The content of your website will live in the content directory while public will contain the static assets that you want to provide (images, documents, etc) and website.py is where the initialization code for Calico lives. You will probably not have to change anything there.

content/site.yml contains the general parameter for your website, let's update the site_name and add a title.

Some of the information in this file is only relevant to "the site" in general but a lot of it can also serve as default for pages that would be omitting a similarly named property.

As an example, remove the title from your homepage (content/index.md) and add a different title to content/site.yml and notice how the page title changes (thw content of the tab in your brower and also the window title).

Creating a page with Calico is as a matter of creating a .md file anywhere in (a subfolder of) the content directory.

Let's try that and create an "About" page

# content/about.md
---
title: About
---
Something about me

The portion in between ---s is the frontmatter. This is where you can define properties and variables that will be used by the rendering widget.

Sometimes, some of those properties can also be used by other, external to the page, widget. For example, the title is used by the menu widget.

Sometimes a single file is not enough and one needs to bring more structure to a page with different sections, maybe columns, images, dividers and more.

Any page in Calico can also be made of multiple files inside a directory representing the page.
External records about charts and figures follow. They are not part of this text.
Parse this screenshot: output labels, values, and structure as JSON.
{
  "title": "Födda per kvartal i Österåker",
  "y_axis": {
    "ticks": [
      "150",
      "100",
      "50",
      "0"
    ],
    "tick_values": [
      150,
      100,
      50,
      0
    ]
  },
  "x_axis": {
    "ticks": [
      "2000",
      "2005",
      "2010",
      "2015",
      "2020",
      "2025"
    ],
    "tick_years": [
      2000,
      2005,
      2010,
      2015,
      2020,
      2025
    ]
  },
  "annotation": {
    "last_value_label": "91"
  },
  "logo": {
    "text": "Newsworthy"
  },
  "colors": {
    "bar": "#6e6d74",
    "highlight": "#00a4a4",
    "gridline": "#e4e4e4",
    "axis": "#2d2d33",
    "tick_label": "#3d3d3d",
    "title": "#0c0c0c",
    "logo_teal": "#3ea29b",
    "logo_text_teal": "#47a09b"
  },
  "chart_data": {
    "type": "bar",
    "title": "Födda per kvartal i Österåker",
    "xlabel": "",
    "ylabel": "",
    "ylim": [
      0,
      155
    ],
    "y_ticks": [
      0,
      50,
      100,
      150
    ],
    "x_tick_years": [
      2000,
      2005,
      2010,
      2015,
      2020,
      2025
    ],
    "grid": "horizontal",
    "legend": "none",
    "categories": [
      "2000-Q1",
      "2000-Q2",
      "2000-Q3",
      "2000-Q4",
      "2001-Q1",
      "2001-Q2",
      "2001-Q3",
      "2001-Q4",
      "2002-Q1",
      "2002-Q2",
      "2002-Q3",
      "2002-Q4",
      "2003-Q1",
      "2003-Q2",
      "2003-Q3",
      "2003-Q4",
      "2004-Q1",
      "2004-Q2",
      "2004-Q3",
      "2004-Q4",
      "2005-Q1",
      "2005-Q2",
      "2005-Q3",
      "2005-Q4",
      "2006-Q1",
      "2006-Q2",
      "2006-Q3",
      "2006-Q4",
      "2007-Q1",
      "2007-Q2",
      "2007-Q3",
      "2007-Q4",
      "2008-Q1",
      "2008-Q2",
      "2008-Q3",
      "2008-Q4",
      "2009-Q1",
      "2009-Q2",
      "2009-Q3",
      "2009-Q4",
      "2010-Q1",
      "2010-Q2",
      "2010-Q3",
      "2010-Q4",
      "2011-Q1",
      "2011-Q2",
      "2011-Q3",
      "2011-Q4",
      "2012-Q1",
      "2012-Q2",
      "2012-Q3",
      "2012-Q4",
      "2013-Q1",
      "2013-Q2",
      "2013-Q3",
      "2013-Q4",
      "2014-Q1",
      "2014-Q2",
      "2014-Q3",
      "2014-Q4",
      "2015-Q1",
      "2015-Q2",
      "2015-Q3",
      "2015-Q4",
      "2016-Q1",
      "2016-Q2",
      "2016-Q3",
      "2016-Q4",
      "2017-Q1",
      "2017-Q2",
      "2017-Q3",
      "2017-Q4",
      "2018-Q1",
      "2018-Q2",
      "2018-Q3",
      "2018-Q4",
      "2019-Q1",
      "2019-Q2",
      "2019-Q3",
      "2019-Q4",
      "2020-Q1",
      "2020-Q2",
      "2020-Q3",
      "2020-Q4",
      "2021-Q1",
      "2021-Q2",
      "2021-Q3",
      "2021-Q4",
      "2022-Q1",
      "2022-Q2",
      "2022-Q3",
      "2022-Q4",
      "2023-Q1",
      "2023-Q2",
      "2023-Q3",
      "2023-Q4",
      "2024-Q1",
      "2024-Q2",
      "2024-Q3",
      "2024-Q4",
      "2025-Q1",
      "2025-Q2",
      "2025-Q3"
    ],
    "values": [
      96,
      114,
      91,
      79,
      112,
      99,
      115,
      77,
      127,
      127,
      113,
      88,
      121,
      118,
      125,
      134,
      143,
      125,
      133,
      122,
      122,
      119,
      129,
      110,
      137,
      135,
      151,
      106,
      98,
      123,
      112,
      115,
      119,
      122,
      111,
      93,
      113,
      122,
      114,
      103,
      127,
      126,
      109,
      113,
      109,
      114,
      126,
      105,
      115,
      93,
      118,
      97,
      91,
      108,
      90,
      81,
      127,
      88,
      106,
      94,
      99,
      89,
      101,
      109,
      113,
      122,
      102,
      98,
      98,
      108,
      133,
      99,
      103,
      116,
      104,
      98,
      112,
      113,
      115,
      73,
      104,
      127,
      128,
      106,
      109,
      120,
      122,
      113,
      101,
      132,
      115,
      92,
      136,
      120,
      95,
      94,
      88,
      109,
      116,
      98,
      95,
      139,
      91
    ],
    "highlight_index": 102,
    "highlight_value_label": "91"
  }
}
Let's give that a go and transform our About page into a multi-file one:

calico single-to-multi-file about

Now instead of having a single about.md file we have a directory about/ containing 2 files:

  • data.yml: all multi-file pages need a data.yml which contains the data that would have been in the frontmatter section of the single .md file
  • main.md: which contains our markdown. This type of page can have any number of .md files, they will be rendered in the iascending order of their weight first and then alphabetically.

Here we transformed an existing single-file page into a multi-file one. You can of course create multi-files pages by creating the directory and data.yml file, as well as one or more .md files in that directory. As soon as there is a data.yml file inside a directory, that whole directory will be considered to be a single page.

You might have noticed that about/main.md now has a widget property set to text. Widgets are used to render .md files. The default widget is text. Different widgets can have different properties that can be stated in the frontmatter of the respective .md files.

A lot of widgets will take a style property for example, with which you can provide an inline style for that particular html element.

There are a couple of widgets (like text) that are provided by Calico itself but a lot of then will be provided by a plugin , a theme or both! You can refer to the widgets documentation to learn about each widget's possible properties!

You might have noticed a menu appearing at the top of your page. This menu lists all pages at the root of the site (other than the current page).

The menu is situated in the header area.

Your site is composed of a main content (what we have so far been creating when creating pages) as well as other secondary areas. By default, a Calico website will have a header and a footer.

The content of areas are located in special directories starting with _. The menu, for example, is located in content/_header. Areas work a lot like multi-file pages and will render every .md file in the directory.

Let's try it! We will create the content/_footer directory and will add a file inside.

# content/_footer/hello.md
This site was created with [Calico SSG](https://calico-ssg.com)

This footer will now appear on every page.

Like many other things in Calico, areas are hierarchical. This means that, for a specific sub-directory, creating an area folder will take precendence on the one located in its parent folder.

You can try it by creating a content/about/_footer folder and see the footer disappear on the About page.